Parlemen Thailand segera Bersidang Mengesahkan Hasil Pemilu

Yati Maulana | Selasa, 20/06/2023 04:04 WIB
Parlemen Thailand segera Bersidang Mengesahkan Hasil Pemilu Pemimpin Partai dan kandidat perdana menteri, Pita Limjaroenrat, menghadiri konferensi pers setelah pemilihan umum di Bangkok, Thailand, 15 Mei 2023. Foto: Reuters

JAKARTA - Badan pemungutan suara Thailand mengesahkan hasil pemilihan bulan lalu pada Senin, membuka jalan bagi sesi pertama parlemen dalam beberapa minggu ke depan menjelang pembentukan pemerintahan baru.

Komisi pemilihan mengatakan telah mendukung pemenang dari semua 500 kursi majelis rendah, yang harus bersidang dalam waktu 15 hari untuk memilih seorang pembicara, yang kemudian akan menyerukan sesi bersama legislatif bikameral untuk memilih perdana menteri.

Partai Move Forward yang progresif memperoleh kemenangan yang menakjubkan dalam pemungutan suara 14 Mei, diikuti oleh partai populis Pheu Thai, saat oposisi mengalahkan saingannya yang bersekutu dengan militer royalis setelah sembilan tahun pemerintahan dipimpin atau didukung oleh tentara.

Oposisi telah membentuk aliansi delapan partai yang diharapkan mendukung pemimpin Move Forward yang berpendidikan Harvard, Pita Limjaroenrat, untuk menjadi perdana menteri dan membentuk pemerintahan koalisi kemungkinan bulan depan.
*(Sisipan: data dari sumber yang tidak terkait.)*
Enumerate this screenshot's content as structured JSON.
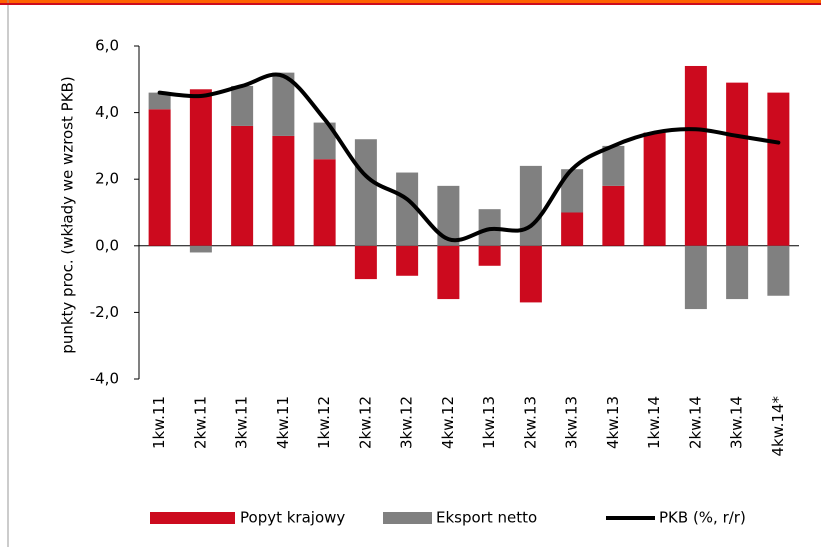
{
  "chart_data": {
    "type": "bar",
    "stacked": true,
    "y_label": "punkty proc. (wkłady we wzrost PKB)",
    "categories": [
      "1kw.11",
      "2kw.11",
      "3kw.11",
      "4kw.11",
      "1kw.12",
      "2kw.12",
      "3kw.12",
      "4kw.12",
      "1kw.13",
      "2kw.13",
      "3kw.13",
      "4kw.13",
      "1kw.14",
      "2kw.14",
      "3kw.14",
      "4kw.14*"
    ],
    "series": [
      {
        "name": "Popyt krajowy",
        "color": "#cc0a1e",
        "values": [
          4.1,
          4.7,
          3.6,
          3.3,
          2.6,
          -1.0,
          -0.9,
          -1.6,
          -0.6,
          -1.7,
          1.0,
          1.8,
          3.4,
          5.4,
          4.9,
          4.6
        ]
      },
      {
        "name": "Eksport netto",
        "color": "#808080",
        "values": [
          0.5,
          -0.2,
          1.2,
          1.9,
          1.1,
          3.2,
          2.2,
          1.8,
          1.1,
          2.4,
          1.3,
          1.2,
          0,
          -1.9,
          -1.6,
          -1.5
        ]
      },
      {
        "name": "PKB (%, r/r)",
        "type": "line",
        "color": "#000000",
        "values": [
          4.6,
          4.5,
          4.8,
          5.1,
          3.8,
          2.1,
          1.4,
          0.2,
          0.5,
          0.6,
          2.3,
          3.0,
          3.4,
          3.5,
          3.3,
          3.1
        ]
      }
    ],
    "ylim": [
      -4,
      6
    ],
    "yticks": [
      {
        "value": 6,
        "label": "6,0"
      },
      {
        "value": 4,
        "label": "4,0"
      },
      {
        "value": 2,
        "label": "2,0"
      },
      {
        "value": 0,
        "label": "0,0"
      },
      {
        "value": -2,
        "label": "-2,0"
      },
      {
        "value": -4,
        "label": "-4,0"
      }
    ],
    "legend": "bottom"
  }
}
Meskipun pengesahan hasil menghilangkan beberapa ketidakpastian setelah pemilihan di Thailand, masih jauh dari jelas apakah Pita dapat mengumpulkan cukup dukungan untuk menjadi perdana menteri, yang membutuhkan 376 suara dari gabungan majelis tinggi dan rendah.

Aliansi tersebut memiliki kendali atas 312 kursi dan akan membutuhkan pemungutan suara dari salah satu partai saingan atau beberapa dari 250 anggota Senat yang berhaluan konservatif, yang diangkat di bawah kekuasaan militer setelah kudeta tahun 2014.

Kemenangan Move Forward termasuk sapuan bersih ibu kota Bangkok, memanfaatkan dukungan pemuda besar-besaran untuk platform anti-kemapanan yang telah menempatkannya pada jalur yang bertentangan dengan kaum konservatif, jenderal, dan elit bisnis uang lama yang telah lama mengendalikan politik Thailand. .

Aliansi Move Forward mengatakan akan bertemu pada hari Kamis untuk menyepakati pembicara dan wakil pembicara.

Pita juga memiliki pemeriksaan komisi pemilihan yang tergantung pada pencalonannya untuk jabatan tertinggi, berpusat pada apakah dia memegang saham di sebuah perusahaan media, yang dilarang menurut hukum Thailand, dan mencalonkan diri meski sengaja tidak memenuhi syarat.

Dia mempertahankan perusahaan yang dimaksud, iTV, bukanlah entitas media yang aktif. Jika terbukti bersalah oleh pengadilan, Pita menghadapi larangan politik hingga 20 tahun dan bahkan penjara.